Les alternatives à la taxe sur les robots incluent le revenu de base universel, soutenu par des personnalités aussi diverses qu'Andrew Yang et, de manière inattendue, Elon Musk lui-même. L'idée est que dans une économie de plus en plus automatisée, le lien entre travail et revenu doit être rompu. Chaque citoyen recevrait un paiement mensuel inconditionnel qui garantit un niveau de subsistance minimum, financé par les bénéfices générés par l'économie automatisée. C'est radical mais ça a sa propre logique : si les robots font tout le travail, pourquoi devrions-nous encore mesurer la valeur humaine par l'emploi ?

Une autre voie consiste à investir massivement dans l'éducation et la reconversion, non pas les programmes symboliques actuels, mais quelque chose de beaucoup plus ambitieux. Singapour a mis en place le programme SkillsFuture, qui garantit des crédits de formation continue à vie à tous les citoyens. Le Danemark a un système de "flexicurité" qui facilite le licenciement pour les entreprises mais fournit de généreuses subventions et une reconversion aux travailleurs. Ces modèles pourraient être adaptés à l'Amérique, bien qu'ils nécessiteraient un investissement public à une échelle qui semble actuellement politiquement impossible.

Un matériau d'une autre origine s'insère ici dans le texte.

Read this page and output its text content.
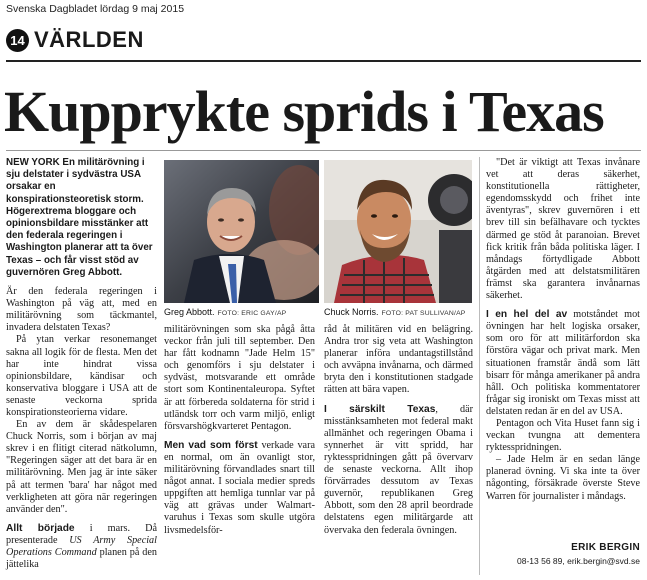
Svenska Dagbladet lördag 9 maj 2015
14 VÄRLDEN
Kupprykte sprids i Texas

NEW YORK En militärövning i sju delstater i sydvästra USA orsakar en konspirationsteoretisk storm. Högerextrema bloggare och opinionsbildare misstänker att den federala regeringen i Washington planerar att ta över Texas – och får visst stöd av guvernören Greg Abbott.

Är den federala regeringen i Washington på väg att, med en militärövning som täckmantel, invadera delstaten Texas?

På ytan verkar resonemanget sakna all logik för de flesta. Men det har inte hindrat vissa opinionsbildare, kändisar och konservativa bloggare i USA att de senaste veckorna sprida konspirationsteorierna vidare.

En av dem är skådespelaren Chuck Norris, som i början av maj skrev i en flitigt citerad nätkolumn, "Regeringen säger att det bara är en militärövning. Men jag är inte säker på att termen 'bara' har något med verkligheten att göra när regeringen använder den".

Allt började i mars. Då presenterade US Army Special Operations Command planen på den jättelika

Greg Abbott. FOTO: ERIC GAY/AP	Chuck Norris. FOTO: PAT SULLIVAN/AP

militärövningen som ska pågå åtta veckor från juli till september. Den har fått kodnamn "Jade Helm 15" och genomförs i sju delstater i sydväst, motsvarande ett område stort som Kontinentaleuropa. Syftet är att förbereda soldaterna för strid i utländsk torr och varm miljö, enligt försvarshögkvarteret Pentagon.

Men vad som först verkade vara en normal, om än ovanligt stor, militärövning förvandlades snart till något annat. I sociala medier spreds uppgiften att hemliga tunnlar var på väg att grävas under Walmart-varuhus i Texas som skulle utgöra livsmedelsför-

råd åt militären vid en belägring. Andra tror sig veta att Washington planerar införa undantagstillstånd och avväpna invånarna, och därmed bryta den i konstitutionen stadgade rätten att bära vapen.

I särskilt Texas, där misstänksamheten mot federal makt allmänhet och regeringen Obama i synnerhet är vitt spridd, har ryktesspridningen gått på övervarv de senaste veckorna. Allt ihop förvärrades dessutom av Texas guvernör, republikanen Greg Abbott, som den 28 april beordrade delstatens egen militärgarde att övervaka den federala övningen.

"Det är viktigt att Texas invånare vet att deras säkerhet, konstitutionella rättigheter, egendomsskydd och frihet inte äventyras", skrev guvernören i ett brev till sin befälhavare och tycktes därmed ge stöd åt paranoian. Brevet fick kritik från båda politiska läger. I måndags förtydligade Abbott åtgärden med att delstatsmilitären främst ska garantera invånarnas säkerhet.

I en hel del av motståndet mot övningen har helt logiska orsaker, som oro för att militärfordon ska förstöra vägar och privat mark. Men situationen framstår ändå som lätt bisarr för många amerikaner på andra håll. Och politiska kommentatorer frågar sig ironiskt om Texas misst att delstaten redan är en del av USA.

Pentagon och Vita Huset fann sig i veckan tvungna att dementera ryktesspridningen.

– Jade Helm är en sedan länge planerad övning. Vi ska inte ta över någonting, försäkrade överste Steve Warren för journalister i måndags.

ERIK BERGIN
08-13 56 89, erik.bergin@svd.se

Il y a aussi la possibilité de réglementer directement la manière dont l'IA est mise en œuvre sur le lieu de travail, au lieu de la taxer. Des périodes de transition obligatoires, des programmes de reconversion financés par l'entreprise ou une représentation des travailleurs dans les décisions relatives à l'automatisation pourraient être exigés. C'est l'approche privilégiée par les syndicats et elle a l'avantage de s'attaquer directement au problème du pouvoir dans la relation de travail.

L'écart crucial se situe entre la vitesse de l'innovation des entreprises et la lenteur de la réponse législative. Les entreprises technologiques se déplacent à la vitesse d'Internet, les assemblées législatives à la vitesse des commissions parlementaires. Lorsqu'Amazon met en œuvre un nouveau système d'automatisation des entrepôts, il le fait à l'échelle mondiale en quelques mois. Lorsque le Congrès débat d'une réponse législative, il peut s'écouler des années avant que quelque chose ne soit adopté, et d'autres années avant que cela ne soit mis en œuvre. Pendant ce temps, les faits accomplis s'accumulent.

Sanders a au moins le mérite de poser la question avec force, en forçant un débat public sur un sujet qui, autrement, resterait confiné aux salles de conseil de la Silicon Valley et aux bureaux des directeurs financiers. Sa taxe sur les robots est peut-être imparfaite, elle est peut-être même irréalisable dans sa forme actuelle, mais elle sert de point de Schelling pour une conversation nécessaire : quel genre d'avenir technologique voulons-nous ? Et surtout, pour qui ?

Votre Voix

Et vous, qu'en pensez-vous ? Êtes-vous du côté de Sanders, convaincu que les entreprises devraient payer les coûts sociaux de l'automatisation ? Ou croyez-vous que taxer l'innovation est toujours une erreur et que la solution se trouve ailleurs — dans un revenu universel, dans des investissements massifs dans l'éducation, ou simplement en laissant le marché s'ajuster naturellement comme il l'a toujours fait lors des révolutions technologiques précédentes ?

Avez-vous déjà directement ressenti l'impact de l'automatisation ou de l'IA dans votre travail ? Vous sentez-vous menacé par la perspective d'être remplacé par un algorithme, ou voyez-vous l'IA comme un outil qui peut vous rendre plus productif et vous libérer des parties les plus ennuyeuses de votre métier ?

Et si demain vous deviez décider de la politique technologique du pays, quel équilibre chercheriez-vous entre le progrès technologique et la protection des travailleurs ? Existe-t-il un moyen d'avoir les deux, ou devons-nous nécessairement choisir ?

La question n'est pas académique. Les décisions que nous prenons aujourd'hui — ou que nous reportons — façonneront le monde du travail pour les décennies à venir. Bernie Sanders a jeté un pavé dans la mare de la Silicon Valley, et les ondes se propagent. C'est maintenant à nous tous de décider comment les naviguer.